6. Note the rhythm (e.g., regular or irregular rhythm).
- Normally, the rhythm is regular which means there is an even tempo with equal intervals between beats.
- If the rhythm is irregular, note whether it is a regularly irregular rhythm or an irregularly irregular rhythm.
- Regularly irregular rhythm: a regularity to the irregular rhythm, for example three regular beats and one missed beat and then this pattern is continually repeated.
OR
- Irregularly irregular rhythm: an irregularity to the irregular rhythm, for example there is no pattern to the irregular rhythm. For example, you might hear two beats in a row, 1 missed beat, three beats in a row, 1 missed beat, 1 beat etc… This irregular rhythm is more concerning. When it is irregularly irregular, it is an erratic rhythm in which the heart is not always fully contracting at systole and filling with blood at diastole. This type of rhythm is highly specific to atrial fibrillation, in which the atria quiver. This can result in blood clots and decreased stroke volume and cardiac output. As a result, it can also lead to the heart not optimally perfusing blood to the periphery.
- If the rhythm is irregular, check for a pulse deficit. A pulse deficit is when the radial pulse is less than the apical pulse, meaning that you
will feel less palpable pulses at the radial site compared to the number of beats heard when auscultating the apical pulse. Normally there is no pulse deficit when a heart is perfusing the periphery. Experts suggest that a pulse deficit of more than 10 should be investigated further particularly when associated with other symptoms. To assess for a pulse deficit, use the following steps:
- While auscultating the apical pulse, also palpate the radial pulse. You can usually do this at the same time and note whether they are equal.

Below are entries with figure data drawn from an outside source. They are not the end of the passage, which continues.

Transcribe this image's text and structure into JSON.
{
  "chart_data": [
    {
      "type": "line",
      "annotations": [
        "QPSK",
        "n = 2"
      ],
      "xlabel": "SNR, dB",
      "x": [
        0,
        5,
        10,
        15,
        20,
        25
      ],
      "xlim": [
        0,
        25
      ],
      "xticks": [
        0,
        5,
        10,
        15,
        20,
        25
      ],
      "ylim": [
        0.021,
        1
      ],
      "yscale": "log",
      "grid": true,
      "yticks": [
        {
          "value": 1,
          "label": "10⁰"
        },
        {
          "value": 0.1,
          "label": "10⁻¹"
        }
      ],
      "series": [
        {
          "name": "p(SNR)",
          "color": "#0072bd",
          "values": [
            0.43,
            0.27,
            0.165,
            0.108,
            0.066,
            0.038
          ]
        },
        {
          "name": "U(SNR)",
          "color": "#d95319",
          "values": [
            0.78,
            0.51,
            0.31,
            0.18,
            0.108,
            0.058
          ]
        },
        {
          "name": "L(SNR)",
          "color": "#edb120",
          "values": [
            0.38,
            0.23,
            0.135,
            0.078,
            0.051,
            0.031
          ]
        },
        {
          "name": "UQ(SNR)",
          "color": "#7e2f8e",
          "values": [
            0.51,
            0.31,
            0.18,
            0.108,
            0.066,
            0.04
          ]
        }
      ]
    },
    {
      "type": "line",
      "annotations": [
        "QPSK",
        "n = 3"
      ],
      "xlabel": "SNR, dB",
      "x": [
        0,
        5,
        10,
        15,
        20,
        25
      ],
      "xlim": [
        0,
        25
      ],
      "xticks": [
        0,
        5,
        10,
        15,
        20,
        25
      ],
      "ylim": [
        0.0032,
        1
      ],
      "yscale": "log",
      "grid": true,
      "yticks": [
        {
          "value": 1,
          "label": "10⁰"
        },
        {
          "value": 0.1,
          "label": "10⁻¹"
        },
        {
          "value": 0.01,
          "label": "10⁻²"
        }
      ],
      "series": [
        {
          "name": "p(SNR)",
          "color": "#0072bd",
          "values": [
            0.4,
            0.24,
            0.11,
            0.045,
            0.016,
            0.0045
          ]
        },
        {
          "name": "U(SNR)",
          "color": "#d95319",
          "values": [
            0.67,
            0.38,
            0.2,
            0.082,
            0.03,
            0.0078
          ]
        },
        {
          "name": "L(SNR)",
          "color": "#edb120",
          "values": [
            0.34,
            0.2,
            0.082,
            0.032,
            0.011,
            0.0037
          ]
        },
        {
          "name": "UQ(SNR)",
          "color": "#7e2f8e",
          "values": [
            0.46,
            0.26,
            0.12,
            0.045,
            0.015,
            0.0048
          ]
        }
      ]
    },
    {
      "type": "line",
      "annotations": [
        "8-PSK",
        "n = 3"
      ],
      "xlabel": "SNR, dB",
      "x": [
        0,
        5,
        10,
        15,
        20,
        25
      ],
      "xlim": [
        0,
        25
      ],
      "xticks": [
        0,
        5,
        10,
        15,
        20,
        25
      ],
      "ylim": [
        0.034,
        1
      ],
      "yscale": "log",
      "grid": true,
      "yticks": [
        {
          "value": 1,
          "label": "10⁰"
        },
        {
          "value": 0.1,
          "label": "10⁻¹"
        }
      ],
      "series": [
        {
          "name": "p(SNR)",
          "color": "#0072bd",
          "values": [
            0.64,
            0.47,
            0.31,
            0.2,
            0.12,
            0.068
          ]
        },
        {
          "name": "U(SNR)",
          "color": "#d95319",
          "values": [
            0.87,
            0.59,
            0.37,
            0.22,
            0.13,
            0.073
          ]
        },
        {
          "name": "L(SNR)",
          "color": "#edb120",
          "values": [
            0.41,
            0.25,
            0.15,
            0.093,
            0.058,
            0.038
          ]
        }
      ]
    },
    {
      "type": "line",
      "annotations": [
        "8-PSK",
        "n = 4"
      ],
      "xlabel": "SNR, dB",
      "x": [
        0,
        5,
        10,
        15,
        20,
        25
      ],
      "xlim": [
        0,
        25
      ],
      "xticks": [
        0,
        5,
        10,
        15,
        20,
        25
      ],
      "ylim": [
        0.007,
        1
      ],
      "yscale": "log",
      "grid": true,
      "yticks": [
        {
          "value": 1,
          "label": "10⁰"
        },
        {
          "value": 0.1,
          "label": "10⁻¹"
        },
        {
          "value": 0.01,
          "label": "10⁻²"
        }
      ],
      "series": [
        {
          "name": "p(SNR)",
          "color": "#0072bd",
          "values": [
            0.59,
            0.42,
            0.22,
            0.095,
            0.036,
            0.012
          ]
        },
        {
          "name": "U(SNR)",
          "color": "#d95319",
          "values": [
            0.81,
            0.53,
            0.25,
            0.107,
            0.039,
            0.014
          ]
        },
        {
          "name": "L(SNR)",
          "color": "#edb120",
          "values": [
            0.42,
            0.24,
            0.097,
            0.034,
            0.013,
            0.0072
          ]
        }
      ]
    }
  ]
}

- If they are unequal, count the apical pulse for one minute, and then count the radial pulse for one minute. Next, subtract the radial pulse from the apical pulse to obtain the client’s pulse deficit. For example, if the apical pulse is 90 beats per minute and the radial pulse is 72 beats per minute, you would calculate the pulse deficit as 18 beats per minute (90 – 72 = 18), meaning that those 18 times that the heart contracts, the blood is not being perfused to the periphery.
7. Note the findings
- Normal findings might be documented as (example): “Apical pulse 82 beats per minute with a regular rhythm.”
- Abnormal findings may be documented as (example): “Apical pulse 134 beats per minute with an irregularly irregular rhythm.”
See Audio 4.1 to listen to a normal apical pulse. Listen for the “lub dub.” And then listen again, and count the pulse and report the beats per minute. (Find the answer at the bottom of this page)
Audio 4.1: Normal apical pulse
(Attribution statement: taken from //wtcs.pressbooks.pub/nursingskills/chapter/9-3-cardiovascular-assessment/)
Video 4.8: Auscultation of apical pulse
ANSWER: The apical pulse rate in Audio 4.1 is 64 beats per minute.
Notify the physician/nurse practitioner if a client has an irregularly irregular rhythm and is showing signs of bradycardia or tachycardia. Additionally, a pulse deficit is of concern because it is suggesting that the heart is not perfusing the periphery. Thus, you should perform a full cardiac assessment. Unless the client is showing signs of clinical deterioration and requires prompt intervention, you should first complete a full cardiac assessment so that you can provide a full report of the relevant cues and share recommendations for actions.